Regarding the parameters k,r,R, they control how rounded the edges and faces of the particles will be. Having a look in Eq. 2 , you can see that "k" controls a spherical term, determining how curved the faces are. Also, since the first term of Eq. 2 is normalised by dividing with "r", while the second term by dividing with "R", the ratio of r/R affects the overall shape.

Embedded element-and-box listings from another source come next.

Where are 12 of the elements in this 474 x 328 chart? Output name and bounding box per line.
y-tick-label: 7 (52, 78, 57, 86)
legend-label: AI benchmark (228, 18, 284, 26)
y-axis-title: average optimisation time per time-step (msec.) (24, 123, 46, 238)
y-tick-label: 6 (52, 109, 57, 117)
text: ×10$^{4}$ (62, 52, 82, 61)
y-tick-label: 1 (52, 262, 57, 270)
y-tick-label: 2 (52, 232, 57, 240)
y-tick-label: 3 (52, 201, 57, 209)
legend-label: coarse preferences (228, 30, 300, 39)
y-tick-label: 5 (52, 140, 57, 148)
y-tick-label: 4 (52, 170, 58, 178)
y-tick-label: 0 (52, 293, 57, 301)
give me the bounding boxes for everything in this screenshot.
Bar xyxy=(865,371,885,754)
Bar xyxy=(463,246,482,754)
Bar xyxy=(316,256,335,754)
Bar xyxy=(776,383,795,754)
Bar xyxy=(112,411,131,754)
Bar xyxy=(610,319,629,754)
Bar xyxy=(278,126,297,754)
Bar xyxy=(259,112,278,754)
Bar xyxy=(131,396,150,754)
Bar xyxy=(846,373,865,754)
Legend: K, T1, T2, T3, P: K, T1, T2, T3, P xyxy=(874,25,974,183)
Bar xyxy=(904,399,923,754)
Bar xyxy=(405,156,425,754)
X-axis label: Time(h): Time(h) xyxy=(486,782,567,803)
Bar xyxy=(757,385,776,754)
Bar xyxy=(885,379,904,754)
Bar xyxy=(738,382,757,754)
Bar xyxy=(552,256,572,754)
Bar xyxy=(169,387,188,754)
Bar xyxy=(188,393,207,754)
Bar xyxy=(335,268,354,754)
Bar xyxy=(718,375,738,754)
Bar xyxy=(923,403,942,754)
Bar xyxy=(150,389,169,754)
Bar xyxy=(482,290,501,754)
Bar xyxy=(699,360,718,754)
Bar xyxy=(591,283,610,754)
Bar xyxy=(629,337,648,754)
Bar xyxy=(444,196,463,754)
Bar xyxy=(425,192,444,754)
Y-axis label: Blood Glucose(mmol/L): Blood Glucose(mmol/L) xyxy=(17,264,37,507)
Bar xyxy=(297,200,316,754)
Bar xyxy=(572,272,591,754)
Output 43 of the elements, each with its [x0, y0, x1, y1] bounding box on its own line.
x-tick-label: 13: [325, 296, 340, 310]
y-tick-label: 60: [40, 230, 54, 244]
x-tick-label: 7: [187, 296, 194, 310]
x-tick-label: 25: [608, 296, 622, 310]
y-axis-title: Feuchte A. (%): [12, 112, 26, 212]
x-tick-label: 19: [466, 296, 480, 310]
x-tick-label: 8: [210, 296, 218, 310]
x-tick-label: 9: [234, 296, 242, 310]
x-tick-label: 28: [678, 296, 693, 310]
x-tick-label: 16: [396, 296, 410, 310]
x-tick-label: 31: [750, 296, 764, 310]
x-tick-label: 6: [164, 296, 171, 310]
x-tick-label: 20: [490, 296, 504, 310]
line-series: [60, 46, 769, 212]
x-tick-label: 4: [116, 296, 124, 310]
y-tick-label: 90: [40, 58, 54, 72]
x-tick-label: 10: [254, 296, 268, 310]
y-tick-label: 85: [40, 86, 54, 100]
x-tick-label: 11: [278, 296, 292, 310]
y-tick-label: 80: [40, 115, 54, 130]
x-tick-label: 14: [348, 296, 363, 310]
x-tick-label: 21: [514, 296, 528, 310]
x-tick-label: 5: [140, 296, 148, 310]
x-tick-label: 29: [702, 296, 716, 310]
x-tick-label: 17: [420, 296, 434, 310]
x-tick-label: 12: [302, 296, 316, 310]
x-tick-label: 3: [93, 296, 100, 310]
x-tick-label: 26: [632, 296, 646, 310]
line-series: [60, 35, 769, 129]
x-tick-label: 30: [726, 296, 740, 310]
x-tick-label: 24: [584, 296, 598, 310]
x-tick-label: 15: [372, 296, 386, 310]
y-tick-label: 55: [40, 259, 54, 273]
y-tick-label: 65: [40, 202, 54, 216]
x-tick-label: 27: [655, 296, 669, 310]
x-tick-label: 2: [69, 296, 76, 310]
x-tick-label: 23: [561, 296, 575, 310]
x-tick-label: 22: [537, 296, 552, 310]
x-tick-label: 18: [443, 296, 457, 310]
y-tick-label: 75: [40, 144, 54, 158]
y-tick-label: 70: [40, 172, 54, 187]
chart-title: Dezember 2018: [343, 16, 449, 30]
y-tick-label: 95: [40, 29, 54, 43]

In general, small values of k and r result in more angular shapes, although we do not suggest very small values for these, since in such cases we might have a bad calculation of contact normals. Please find a script below, showing a PP and a PB using your a,b,c,d. To have an empirical automatic rule, you can try to associate r and R with the largest "d" values somehow, e.g. R=max(dd) and r=0.2*R.

Best,
Vasileios

distanceToCentre= 0.025
R=distanceToCentre/2.

count=0

# Potential Particle
b1=Body()
b1.aspherical=True
aa= [-0.7295950392572228, 0.46966065591120043, 0.978755366731517, 0.4159312753165438, -0.7851930775036051, 0.32622712056941044, 0.2487629499110137, -0.32802297814039366, 0.22757387395233566, -0.34064170979743924, 0.6535371560905189, -0.534030672328059, -0.9483691932498606]
bb= [-0.5797330029669138, -0.8677701055770507, 0.0908583947065325, -0.4698271127991969, 0.37706716796452805, 0.04463765109291187, 0.9516154740960145, -0.9017571077715157, 0.6925524728306885, -0.10267768395748879, 0.3532767701547774, 0.8086775588116711, -0.0540657356796434]
cc= [-0.3627681407761932, -0.1624620329672607, -0.18380066432307973, 0.7786293458972144, -0.49121500575982796, -0.9442369119611344, 0.18040228438849618, 0.28148720112193015, -0.6845299148104668, 0.9345696971138125, 0.6693912975817099, 0.24668167116191958, 0.3125264301143626]
dd= [0.01697034586028, 0.01248528317756, 0.01173016874627, 0.01854063787194, 0.01405551559515, 0.01349450583878 , 0.01047944143112, 0.01105292067252 , 0.02109918761652, 0.01609025523102 , 0.01787444301714,0.01542370609022 , 0.01180116564426 ]
r=min(dd)/5.
b1.shape=PotentialParticle(k=0.1, r=r, R=0.5*R, a=aa, b=bb, c=cc, d=dd, isBoundary=False, color=[0,1,0], wire=False, minAabb=sqrt(3)*Vector3(distanceToCentre,distanceToCentre,distanceToCentre), maxAabb=sqrt(3)*Vector3(distanceToCentre,distanceToCentre,distanceToCentre), maxAabbRotated=1.02*Vector3(distanceToCentre,distanceToCentre,distanceToCentre), minAabbRotated=1.02*Vector3(distanceToCentre,distanceToCentre,distanceToCentre), AabbMinMax=True, id=count)
V=(2*distanceToCentre)**3 # FIXME: Not true
geomInert=(1./6.)*V*(2*distanceToCentre)**2 # FIXME: Not true
utils._commonBodySetup(b1, V, Vector3(geomInert,geomInert,geomInert), material='frictionless', pos=[0,0,0], fixed=False)
b1.state.pos =[0,0,0]
#b.state.ori = Quaternion((random.random(),random.random(),random.random()),random.random())
O.bodies.append(b1)

# Potential Block with same a,b,c,d
b2=Body()
b2.aspherical=True
b2.shape=PotentialBlock(r=r, a=aa, b=bb, c=cc, d=dd, isBoundary=False, color=[1,0,0], wire=True, AabbMinMax=True)
utils._commonBodySetup(b2, b2.shape.volume, b2.shape.inertia, material='frictionless', pos=[0,0,0], fixed=False)
b2.state.pos =[0,0,0]
b2.state.ori = b2.shape.orientation
O.bodies.append(b2)

v=qt.View()

v.eyePosition=Vector3(0.06420229007600809779,0.07990533579869238401,0.08296260554396843456)
v.upVector=Vector3(-0.240421083299934335,0.7853946365571540245,-0.5703972015816188845)
v.viewDir=Vector3(-0.4868619564481135864,-0.6059420633056463723,-0.6291261012550753984)

# I use the values below to achieve a good visualisation resolution in Qt.
Gl1_PotentialParticle.sizeX=100
Gl1_PotentialParticle.sizeY=100
Gl1_PotentialParticle.sizeZ=100

 weijie (amandajoe) said on 2020-11-12: #4

Thanks Vasileios Angelidakis, that solved my question.